Eraserhead is a dark film, to be sure – a
tormented one that could only come from David Lynch. While his shorts had shown
promise, they do not equal Eraserhead, which has to stand as one of the
greatest debut features of all time. Lynch took his time making this film –
part of this was because of lack of funds, but part of it was by design. He
took a year to get the sound right for example. It’s as if Lynch, who struggled
to get the film made at all, wanted to ensure that whenever he finished it, it
was distinctly his. And it is.
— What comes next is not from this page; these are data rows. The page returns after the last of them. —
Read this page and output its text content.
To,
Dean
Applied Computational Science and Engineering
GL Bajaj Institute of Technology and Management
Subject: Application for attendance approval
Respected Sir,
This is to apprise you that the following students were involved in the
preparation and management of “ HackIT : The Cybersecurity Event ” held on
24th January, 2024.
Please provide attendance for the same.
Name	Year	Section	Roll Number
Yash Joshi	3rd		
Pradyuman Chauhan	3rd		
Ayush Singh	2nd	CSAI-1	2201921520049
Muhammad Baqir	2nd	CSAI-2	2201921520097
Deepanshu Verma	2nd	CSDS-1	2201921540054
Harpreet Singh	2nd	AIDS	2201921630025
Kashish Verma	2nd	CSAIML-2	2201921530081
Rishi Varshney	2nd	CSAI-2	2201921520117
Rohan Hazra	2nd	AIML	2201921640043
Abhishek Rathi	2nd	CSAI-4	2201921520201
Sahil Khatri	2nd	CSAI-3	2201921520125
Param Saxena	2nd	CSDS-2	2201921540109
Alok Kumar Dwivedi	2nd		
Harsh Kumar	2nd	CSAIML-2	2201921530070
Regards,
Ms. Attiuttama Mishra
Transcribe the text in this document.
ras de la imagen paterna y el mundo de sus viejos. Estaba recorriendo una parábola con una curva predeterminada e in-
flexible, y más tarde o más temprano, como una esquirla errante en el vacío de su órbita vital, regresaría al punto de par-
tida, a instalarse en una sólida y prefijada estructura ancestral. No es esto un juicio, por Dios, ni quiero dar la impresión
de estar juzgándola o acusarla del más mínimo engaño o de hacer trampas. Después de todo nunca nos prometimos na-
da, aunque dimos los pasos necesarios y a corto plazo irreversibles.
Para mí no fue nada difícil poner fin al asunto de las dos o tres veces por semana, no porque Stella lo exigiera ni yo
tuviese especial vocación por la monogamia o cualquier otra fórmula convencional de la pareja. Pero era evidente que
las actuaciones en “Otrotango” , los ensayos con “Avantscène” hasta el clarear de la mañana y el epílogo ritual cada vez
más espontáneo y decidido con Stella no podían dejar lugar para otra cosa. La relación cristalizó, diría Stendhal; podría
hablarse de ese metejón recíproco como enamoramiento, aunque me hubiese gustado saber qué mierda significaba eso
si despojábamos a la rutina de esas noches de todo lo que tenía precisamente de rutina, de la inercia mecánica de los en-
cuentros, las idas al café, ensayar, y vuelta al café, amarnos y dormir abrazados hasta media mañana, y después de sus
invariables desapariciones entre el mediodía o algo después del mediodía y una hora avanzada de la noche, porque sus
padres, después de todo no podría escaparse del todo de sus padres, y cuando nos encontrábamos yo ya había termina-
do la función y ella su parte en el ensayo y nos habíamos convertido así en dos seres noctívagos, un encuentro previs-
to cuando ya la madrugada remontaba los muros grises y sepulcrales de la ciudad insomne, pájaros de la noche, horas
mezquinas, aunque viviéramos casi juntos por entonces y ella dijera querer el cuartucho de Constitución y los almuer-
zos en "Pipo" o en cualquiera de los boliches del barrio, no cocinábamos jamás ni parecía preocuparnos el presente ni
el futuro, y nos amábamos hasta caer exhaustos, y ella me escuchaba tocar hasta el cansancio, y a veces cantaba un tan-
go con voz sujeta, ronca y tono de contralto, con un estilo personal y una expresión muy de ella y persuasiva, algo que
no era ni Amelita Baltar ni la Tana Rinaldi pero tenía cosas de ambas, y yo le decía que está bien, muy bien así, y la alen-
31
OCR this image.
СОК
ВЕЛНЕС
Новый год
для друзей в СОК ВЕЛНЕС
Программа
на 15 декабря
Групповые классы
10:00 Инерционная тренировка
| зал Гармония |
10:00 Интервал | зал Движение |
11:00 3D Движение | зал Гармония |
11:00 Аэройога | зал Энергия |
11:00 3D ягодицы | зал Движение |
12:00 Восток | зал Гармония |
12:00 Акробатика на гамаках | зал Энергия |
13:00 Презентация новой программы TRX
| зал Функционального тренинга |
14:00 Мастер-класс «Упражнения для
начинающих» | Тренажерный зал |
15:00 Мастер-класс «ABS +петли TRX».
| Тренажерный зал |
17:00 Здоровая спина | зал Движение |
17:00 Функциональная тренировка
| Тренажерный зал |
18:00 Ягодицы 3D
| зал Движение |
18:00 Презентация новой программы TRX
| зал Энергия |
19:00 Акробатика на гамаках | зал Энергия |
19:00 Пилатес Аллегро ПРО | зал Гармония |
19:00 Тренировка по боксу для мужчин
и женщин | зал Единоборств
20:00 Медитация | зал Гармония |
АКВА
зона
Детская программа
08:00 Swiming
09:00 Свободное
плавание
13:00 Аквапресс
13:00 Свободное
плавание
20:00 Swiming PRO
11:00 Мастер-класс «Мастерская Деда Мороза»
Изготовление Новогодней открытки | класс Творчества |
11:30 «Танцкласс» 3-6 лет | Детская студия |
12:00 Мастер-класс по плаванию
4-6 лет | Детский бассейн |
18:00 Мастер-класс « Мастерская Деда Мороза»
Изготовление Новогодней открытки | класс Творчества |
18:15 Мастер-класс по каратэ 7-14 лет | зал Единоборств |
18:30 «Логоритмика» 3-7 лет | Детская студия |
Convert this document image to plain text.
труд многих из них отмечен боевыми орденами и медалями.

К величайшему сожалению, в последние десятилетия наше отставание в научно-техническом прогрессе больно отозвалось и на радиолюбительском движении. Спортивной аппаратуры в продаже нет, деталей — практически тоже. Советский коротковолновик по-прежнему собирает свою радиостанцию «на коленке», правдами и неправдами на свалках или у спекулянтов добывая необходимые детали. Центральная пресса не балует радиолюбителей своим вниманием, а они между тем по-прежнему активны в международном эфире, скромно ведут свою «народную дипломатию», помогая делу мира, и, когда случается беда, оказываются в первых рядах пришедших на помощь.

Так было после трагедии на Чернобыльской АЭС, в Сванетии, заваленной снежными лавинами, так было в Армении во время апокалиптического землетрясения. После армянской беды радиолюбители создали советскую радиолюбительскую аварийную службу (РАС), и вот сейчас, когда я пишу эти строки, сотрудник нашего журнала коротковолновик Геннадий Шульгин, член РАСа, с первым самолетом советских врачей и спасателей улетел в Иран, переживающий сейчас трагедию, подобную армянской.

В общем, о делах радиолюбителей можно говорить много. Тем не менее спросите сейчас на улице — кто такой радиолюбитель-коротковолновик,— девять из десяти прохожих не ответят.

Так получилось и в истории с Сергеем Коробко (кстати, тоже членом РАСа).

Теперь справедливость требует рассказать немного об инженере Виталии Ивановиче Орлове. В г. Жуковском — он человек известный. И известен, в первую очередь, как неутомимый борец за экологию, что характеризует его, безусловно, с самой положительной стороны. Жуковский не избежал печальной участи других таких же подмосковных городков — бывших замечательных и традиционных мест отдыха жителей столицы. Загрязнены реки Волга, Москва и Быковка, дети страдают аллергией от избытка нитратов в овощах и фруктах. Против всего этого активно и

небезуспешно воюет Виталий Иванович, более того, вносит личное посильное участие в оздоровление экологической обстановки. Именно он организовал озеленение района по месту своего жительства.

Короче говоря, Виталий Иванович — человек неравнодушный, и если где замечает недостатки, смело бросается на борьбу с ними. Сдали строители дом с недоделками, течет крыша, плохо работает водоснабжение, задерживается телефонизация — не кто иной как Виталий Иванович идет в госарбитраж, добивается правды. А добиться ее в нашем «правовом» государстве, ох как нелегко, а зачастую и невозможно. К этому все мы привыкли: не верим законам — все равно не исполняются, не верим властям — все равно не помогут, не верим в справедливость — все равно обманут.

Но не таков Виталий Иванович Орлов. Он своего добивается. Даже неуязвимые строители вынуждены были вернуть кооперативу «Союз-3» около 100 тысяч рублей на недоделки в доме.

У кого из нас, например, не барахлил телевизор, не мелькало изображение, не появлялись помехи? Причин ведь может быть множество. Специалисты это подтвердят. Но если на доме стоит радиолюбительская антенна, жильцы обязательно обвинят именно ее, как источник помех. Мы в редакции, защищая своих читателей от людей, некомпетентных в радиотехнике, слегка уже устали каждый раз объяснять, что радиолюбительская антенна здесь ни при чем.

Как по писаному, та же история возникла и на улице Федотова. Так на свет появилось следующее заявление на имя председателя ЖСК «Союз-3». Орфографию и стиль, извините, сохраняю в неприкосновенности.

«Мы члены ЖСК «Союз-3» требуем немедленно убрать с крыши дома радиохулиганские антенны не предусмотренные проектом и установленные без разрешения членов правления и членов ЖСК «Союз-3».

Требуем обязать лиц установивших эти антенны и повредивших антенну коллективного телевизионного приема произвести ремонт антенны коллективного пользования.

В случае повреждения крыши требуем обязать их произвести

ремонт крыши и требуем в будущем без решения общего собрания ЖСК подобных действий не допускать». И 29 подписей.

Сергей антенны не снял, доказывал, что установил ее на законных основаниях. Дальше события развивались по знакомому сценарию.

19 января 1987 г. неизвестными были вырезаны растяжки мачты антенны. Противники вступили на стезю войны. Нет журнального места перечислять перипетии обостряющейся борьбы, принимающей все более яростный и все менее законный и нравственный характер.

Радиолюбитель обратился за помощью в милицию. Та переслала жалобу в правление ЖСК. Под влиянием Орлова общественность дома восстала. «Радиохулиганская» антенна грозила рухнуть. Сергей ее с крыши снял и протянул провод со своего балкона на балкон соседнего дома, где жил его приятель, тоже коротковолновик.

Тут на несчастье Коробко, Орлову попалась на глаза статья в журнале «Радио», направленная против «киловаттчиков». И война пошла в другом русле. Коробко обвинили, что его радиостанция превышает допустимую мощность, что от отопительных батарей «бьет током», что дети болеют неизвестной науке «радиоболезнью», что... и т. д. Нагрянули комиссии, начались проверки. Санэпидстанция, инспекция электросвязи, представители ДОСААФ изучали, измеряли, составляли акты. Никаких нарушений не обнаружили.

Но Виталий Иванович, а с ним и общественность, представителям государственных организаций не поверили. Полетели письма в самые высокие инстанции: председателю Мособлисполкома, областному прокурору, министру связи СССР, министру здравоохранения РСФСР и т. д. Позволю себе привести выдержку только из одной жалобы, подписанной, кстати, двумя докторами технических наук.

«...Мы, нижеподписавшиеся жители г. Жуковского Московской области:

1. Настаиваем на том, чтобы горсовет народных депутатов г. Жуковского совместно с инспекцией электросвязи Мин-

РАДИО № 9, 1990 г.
For such a low budget film, with such a singular
vision however, it’s influence can be seen in films as disparate as Kubrick’s
The Shining, the Coen’s Barton Fink and David Fincher’s Seven – not to mention
Alien (Lynch apparently would not work with H.R. Giger on Dune, because he felt
Giger stole his ideas – Giger being the one who designed the Alien after all).
It is a perfect place for Lynch’s directing career to truly start. His first
great film – and the best thing he would make for quite a while.